By the weekend of July 18-19, signs emerged that the situation may be stabilizing somewhat, even as the underlying conflict remained unresolved. President Trump said in an interview with NBC News' "Meet the Press" that aired Sunday that the Strait of Hormuz was open. Maritime intelligence firm Windward tracked nine ships that transited the strait on Saturday, and the Joint Maritime Information Center, a U.S.-led naval coalition based in Bahrain that provides security guidance to civilian shipping in the region, confirmed that the southern route through Omani waters remained open to both inbound and outbound traffic. Even so, the center cautioned in a Sunday notice that the overall security situation in Hormuz "remains severe," urging mariners to exercise "extreme vigilance" while transiting the waterway.
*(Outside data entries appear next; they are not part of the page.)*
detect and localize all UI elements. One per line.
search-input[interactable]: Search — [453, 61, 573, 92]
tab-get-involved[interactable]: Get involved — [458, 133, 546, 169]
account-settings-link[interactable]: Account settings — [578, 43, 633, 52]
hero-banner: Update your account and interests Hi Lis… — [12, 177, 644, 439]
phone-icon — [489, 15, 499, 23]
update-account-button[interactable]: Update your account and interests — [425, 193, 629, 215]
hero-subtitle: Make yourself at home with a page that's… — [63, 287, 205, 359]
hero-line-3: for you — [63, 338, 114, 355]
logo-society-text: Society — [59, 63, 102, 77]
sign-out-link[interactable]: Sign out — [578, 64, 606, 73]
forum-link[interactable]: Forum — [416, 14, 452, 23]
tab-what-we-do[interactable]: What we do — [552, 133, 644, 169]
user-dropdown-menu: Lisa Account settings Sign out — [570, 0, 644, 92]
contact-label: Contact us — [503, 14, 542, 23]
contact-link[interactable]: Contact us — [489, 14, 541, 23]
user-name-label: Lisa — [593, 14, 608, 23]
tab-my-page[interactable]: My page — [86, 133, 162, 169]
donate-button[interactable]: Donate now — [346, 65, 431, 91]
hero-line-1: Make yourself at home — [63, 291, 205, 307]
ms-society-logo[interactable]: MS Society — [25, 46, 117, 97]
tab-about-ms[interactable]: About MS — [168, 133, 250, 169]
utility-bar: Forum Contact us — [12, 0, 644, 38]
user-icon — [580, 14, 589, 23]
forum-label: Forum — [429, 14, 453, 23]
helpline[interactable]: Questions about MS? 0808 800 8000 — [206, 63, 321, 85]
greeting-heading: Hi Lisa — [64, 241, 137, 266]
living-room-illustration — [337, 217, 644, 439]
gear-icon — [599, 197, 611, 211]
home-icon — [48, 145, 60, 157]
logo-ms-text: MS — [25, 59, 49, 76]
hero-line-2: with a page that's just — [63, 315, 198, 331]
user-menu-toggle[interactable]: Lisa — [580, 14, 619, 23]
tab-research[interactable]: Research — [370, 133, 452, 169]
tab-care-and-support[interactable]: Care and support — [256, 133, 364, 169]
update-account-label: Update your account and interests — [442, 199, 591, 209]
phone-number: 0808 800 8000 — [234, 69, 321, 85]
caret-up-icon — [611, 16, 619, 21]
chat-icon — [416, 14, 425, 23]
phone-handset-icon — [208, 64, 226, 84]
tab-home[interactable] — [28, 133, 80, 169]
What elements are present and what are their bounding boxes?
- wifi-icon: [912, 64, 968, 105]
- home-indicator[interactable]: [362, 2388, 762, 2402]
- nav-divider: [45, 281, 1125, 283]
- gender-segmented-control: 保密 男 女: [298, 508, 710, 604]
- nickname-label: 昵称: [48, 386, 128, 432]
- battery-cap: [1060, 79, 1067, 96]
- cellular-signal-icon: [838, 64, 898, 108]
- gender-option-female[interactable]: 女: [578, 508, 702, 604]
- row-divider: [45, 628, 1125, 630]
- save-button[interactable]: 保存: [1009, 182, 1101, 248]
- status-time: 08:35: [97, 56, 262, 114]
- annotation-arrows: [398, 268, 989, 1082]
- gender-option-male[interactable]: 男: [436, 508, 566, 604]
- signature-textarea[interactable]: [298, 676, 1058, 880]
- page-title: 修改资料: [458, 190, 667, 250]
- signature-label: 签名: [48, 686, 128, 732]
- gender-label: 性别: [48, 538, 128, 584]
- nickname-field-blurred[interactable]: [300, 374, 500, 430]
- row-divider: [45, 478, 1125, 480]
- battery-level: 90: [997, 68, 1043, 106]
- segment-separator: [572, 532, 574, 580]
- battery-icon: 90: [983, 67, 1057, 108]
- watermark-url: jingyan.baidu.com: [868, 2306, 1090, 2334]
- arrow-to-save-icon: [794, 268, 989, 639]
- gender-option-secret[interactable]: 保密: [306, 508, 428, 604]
The current standoff traces back to the broader 2026 Iran war, which began on February 28 following U.S. and Israeli airstrikes on Iranian military targets, including the assassination of Iran's supreme leader, Ali Khamenei. The conflict has produced a cycle of escalation and de-escalation in the months since, including an earlier U.S. naval blockade of Iran that ran from April 13 to June 18, followed by the brief ceasefire that collapsed in mid-July, triggering the current wave of strikes and renewed blockade enforcement.
With Trump maintaining that the strait remains open and traffic slowly resuming along the protected southern corridor, but with Iran continuing to contest control of the waterway and the underlying military conflict still active, energy analysts and shipping firms said they expect continued volatility in both oil markets and Gulf maritime traffic in the days ahead, with the durability of the current, tenuous stability likely to hinge on whether renewed diplomatic talks between Washington and Tehran can produce another lasting ceasefire.